Пути волхвов - Анастасия Андрианова
Шрифт:
Интервал:
Закладка:
– Опять будете объяснять вашим Господином? – невесело спросил Ним.
Велемир махнул рукой, тоже ступая на тропу, укрытую бурым ковром из опавшей хвои.
– Не будем. Мы у ворожеи были, этим и объясним.
– Мы заблудим, – вздохнула Мейя.
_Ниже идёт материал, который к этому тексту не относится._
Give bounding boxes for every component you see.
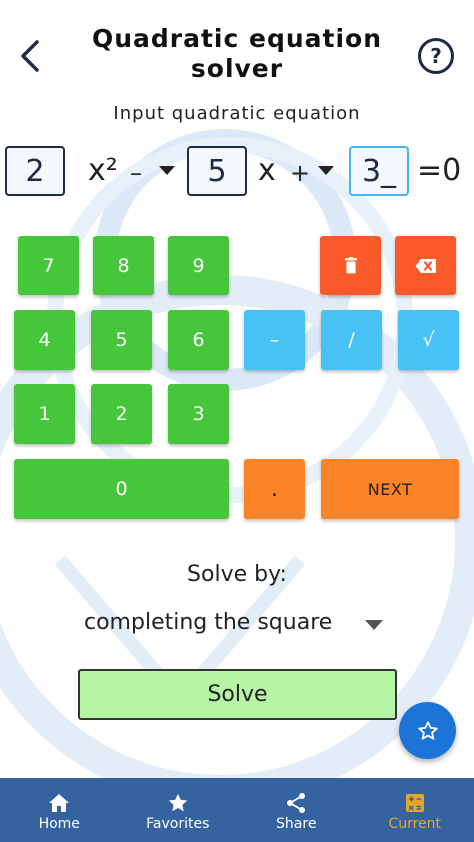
home-icon [49,794,70,812]
bottom-navigation: Home Favorites Share Current [0,778,474,842]
arrow-left-icon [21,40,39,72]
key-9[interactable]: 9 [168,236,229,295]
key-4[interactable]: 4 [14,310,75,370]
page-title: Quadratic equation solver [91,24,383,83]
sign2-dropdown-chevron-icon[interactable] [318,166,334,175]
key-5[interactable]: 5 [91,310,152,370]
solve-by-label: Solve by: [187,562,287,587]
calculator-icon [405,794,424,812]
nav-favorites[interactable]: Favorites [119,778,238,842]
x-squared-label: x² [88,153,118,188]
star-outline-icon [417,720,438,740]
coefficient-b-value: 5 [207,153,227,189]
favorite-fab-button[interactable] [399,702,456,759]
method-select[interactable]: completing the square [84,610,332,635]
backspace-icon [415,258,436,273]
sign2-value: + [290,159,311,187]
nav-share-label: Share [276,816,317,832]
key-0[interactable]: 0 [14,459,229,519]
minus-key[interactable]: – [244,310,305,370]
key-1[interactable]: 1 [14,384,75,444]
nav-share[interactable]: Share [237,778,356,842]
key-3[interactable]: 3 [168,384,229,444]
key-8[interactable]: 8 [93,236,154,295]
backspace-button[interactable] [395,236,456,295]
equals-zero-label: =0 [417,153,462,188]
help-icon: ? [430,44,442,68]
coefficient-c-value: 3_ [361,153,397,189]
nav-home-label: Home [38,816,80,832]
solve-button[interactable]: Solve [78,669,397,720]
nav-current[interactable]: Current [356,778,474,842]
chevron-down-icon[interactable] [365,620,383,630]
trash-icon [344,257,357,274]
next-button[interactable]: NEXT [321,459,459,519]
sign1-value: – [130,159,142,187]
help-button[interactable]: ? [418,38,454,74]
input-instruction: Input quadratic equation [113,103,361,124]
x-label: x [258,153,276,188]
coefficient-b-field[interactable]: 5 [187,146,247,196]
share-icon [287,793,306,813]
sign1-dropdown-chevron-icon[interactable] [159,166,175,175]
coefficient-a-value: 2 [25,153,45,189]
back-button[interactable] [10,36,50,76]
nav-favorites-label: Favorites [146,816,210,832]
nav-current-label: Current [388,816,442,832]
clear-button[interactable] [320,236,381,295]
key-2[interactable]: 2 [91,384,152,444]
star-icon [168,793,187,812]
divide-key[interactable]: / [321,310,382,370]
coefficient-c-field[interactable]: 3_ [349,146,409,196]
key-7[interactable]: 7 [18,236,79,295]
key-6[interactable]: 6 [168,310,229,370]
decimal-point-key[interactable]: . [244,459,305,519]
nav-home[interactable]: Home [0,778,119,842]
coefficient-a-field[interactable]: 2 [5,146,65,196]
sqrt-key[interactable]: √ [398,310,459,370]
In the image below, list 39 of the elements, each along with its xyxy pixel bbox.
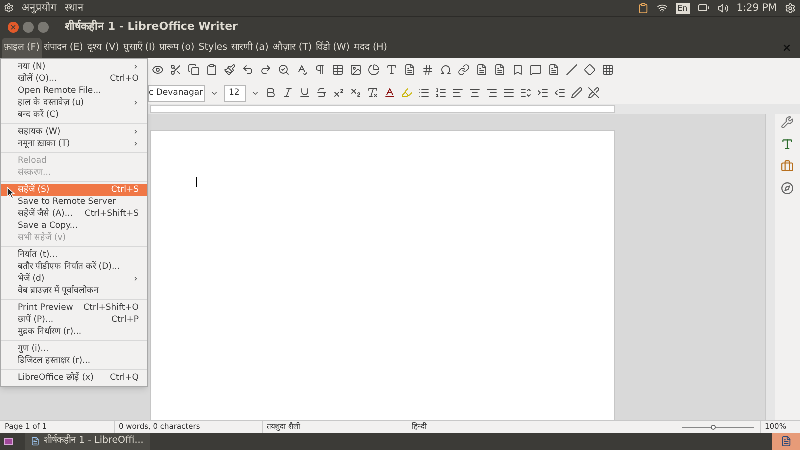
file-menu-item[interactable]: बन्द करें (C) xyxy=(1,109,147,121)
menu-item[interactable]: संपादन (E) xyxy=(42,38,86,58)
file-menu-item[interactable]: खोलें (O)... Ctrl+O xyxy=(1,73,147,85)
window-title: शीर्षकहीन 1 - LibreOffice Writer xyxy=(65,19,238,36)
menu-item[interactable]: औज़ार (T) xyxy=(270,38,314,58)
menu-item[interactable]: फ़ाइल (F) xyxy=(2,38,42,58)
taskbar-window-button[interactable]: शीर्षकहीन 1 - LibreOffi... xyxy=(25,433,150,450)
file-menu-item[interactable]: डिजिटल हस्ताक्षर (r)... xyxy=(1,355,147,367)
menu-item[interactable]: सारणी (a) xyxy=(230,38,271,58)
file-menu-item[interactable]: मुद्रक निर्धारण (r)... xyxy=(1,326,147,338)
panel-menu[interactable]: अनुप्रयोग xyxy=(22,0,57,16)
file-menu-item[interactable]: नमूना ख़ाका (T) xyxy=(1,138,147,150)
panel-menu[interactable]: स्थान xyxy=(65,0,84,16)
clock[interactable]: 1:29 PM xyxy=(736,0,777,16)
file-menu-item[interactable]: निर्यात (t)... xyxy=(1,249,147,261)
window-button-label: शीर्षकहीन 1 - LibreOffi... xyxy=(44,434,144,448)
menu-item[interactable]: विंडो (W) xyxy=(314,38,352,58)
file-menu-item[interactable]: Save to Remote Server xyxy=(1,196,147,208)
menu-item[interactable]: Styles xyxy=(196,38,230,58)
menu-item[interactable]: दृश्य (V) xyxy=(85,38,122,58)
file-menu-item[interactable]: LibreOffice छोड़ें (x) Ctrl+Q xyxy=(1,372,147,384)
file-menu-item[interactable]: नया (N) xyxy=(1,61,147,73)
keyboard-indicator[interactable]: En xyxy=(676,2,690,14)
file-menu-item[interactable]: बतौर पीडीएफ निर्यात करें (D)... xyxy=(1,261,147,273)
file-menu-item[interactable]: गुण (i)... xyxy=(1,343,147,355)
file-menu-item[interactable]: छापें (P)... Ctrl+P xyxy=(1,314,147,326)
menu-item[interactable]: मदद (H) xyxy=(352,38,390,58)
font-name-field[interactable]: c Devanagar xyxy=(148,84,205,102)
file-menu-item[interactable]: Print Preview Ctrl+Shift+O xyxy=(1,302,147,314)
menu-item[interactable]: घुसाएँ (I) xyxy=(121,38,158,58)
file-menu-item[interactable]: हाल के दस्तावेज़ (u) xyxy=(1,97,147,109)
file-menu-item[interactable]: Open Remote File... xyxy=(1,85,147,97)
menu-item[interactable]: प्रारूप (o) xyxy=(158,38,197,58)
file-menu-item[interactable]: सहायक (W) xyxy=(1,126,147,138)
file-menu-item[interactable]: भेजें (d) xyxy=(1,273,147,285)
file-menu-item[interactable]: Save a Copy... xyxy=(1,220,147,232)
font-size-field[interactable]: 12 xyxy=(224,84,246,102)
file-menu-item[interactable]: सहेजें जैसे (A)... Ctrl+Shift+S xyxy=(1,208,147,220)
file-menu-item[interactable]: वेब ब्राउज़र में पूर्वावलोकन xyxy=(1,285,147,297)
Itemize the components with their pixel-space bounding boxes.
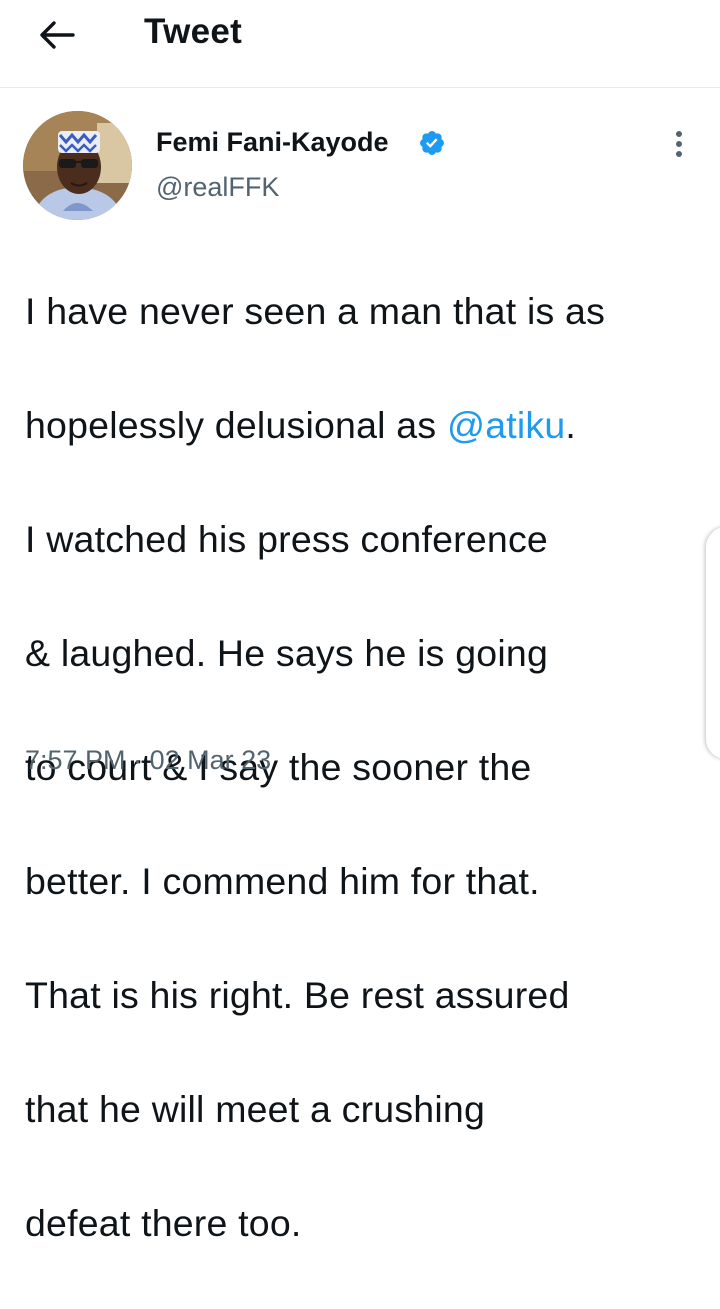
mention-link[interactable]: @atiku [447, 404, 565, 446]
tweet-text-line: that he will meet a crushing [25, 1088, 485, 1130]
page-title: Tweet [144, 12, 243, 51]
tweet-text-line: I watched his press conference [25, 518, 548, 560]
verified-badge-icon [420, 131, 444, 155]
author-handle[interactable]: @realFFK [156, 172, 279, 203]
tweet-text-line: That is his right. Be rest assured [25, 974, 570, 1016]
tweet-text-line: I have never seen a man that is as [25, 290, 606, 332]
tweet-date: 02 Mar 23 [149, 745, 272, 775]
arrow-left-icon [40, 21, 75, 49]
avatar[interactable] [23, 111, 132, 220]
tweet-text-line: & laughed. He says he is going [25, 632, 548, 674]
side-panel-edge[interactable] [706, 527, 720, 759]
tweet-text-line: hopelessly delusional as @atiku. [25, 397, 705, 454]
tweet-text-fragment: . [565, 404, 577, 446]
back-button[interactable] [28, 14, 88, 54]
more-vertical-icon [676, 131, 682, 157]
tweet-text-line: defeat there too. [25, 1202, 302, 1244]
meta-separator: · [133, 745, 143, 775]
top-app-bar: Tweet [0, 0, 720, 88]
tweet-text-fragment: hopelessly delusional as [25, 404, 447, 446]
author-name[interactable]: Femi Fani-Kayode [156, 127, 389, 158]
more-options-button[interactable] [662, 124, 696, 164]
tweet-timestamp[interactable]: 7:57 PM · 02 Mar 23 [25, 745, 271, 776]
tweet-time: 7:57 PM [25, 745, 126, 775]
tweet-text-line: better. I commend him for that. [25, 860, 540, 902]
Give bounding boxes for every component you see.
После пребывания у ворожеи она сделалась ещё более сонной и вялой, чем обычно, и Ним едва не вздрогнул от звука её голоса.
– Куда-нибудь да выйдем. Не зря же она нас сюда выпроводила. Погоди-ка. Что-то там… – Велемир вытянул руку, указывая вперёд.
Навстречу кто-то шёл. Светловолосый парень в простой серой рубахе брёл неуверенно, озираясь, будто понятия не имел, как и зачем вышел на тропу. Ним сощурился, приглядываясь, и ахнул, узнав.
– Энгле! Не может быть!
Энгле вскинул голову, присмотрелся и кинулся к друзьям.
– Я боялся, что тебя убьют эти… – Ним крепко обнял Энгле и уткнулся лицом ему в плечо. Велемир не стал обниматься, только похлопал Энгле по плечу и сухо улыбнулся.
– А вы? Как же вы? Что же, назад повернули? – Энгле отстранился от Нима и замер с раскрытым ртом, заметив Жалейку. Тот шутливо присел на длинных ногах и тут же снова встал, как детская игрушка.
– Я Жалейка, – объявил он. – Теперь с вами, видать.
– Погоди, а сокол-то, сокол что? – спросил Ним.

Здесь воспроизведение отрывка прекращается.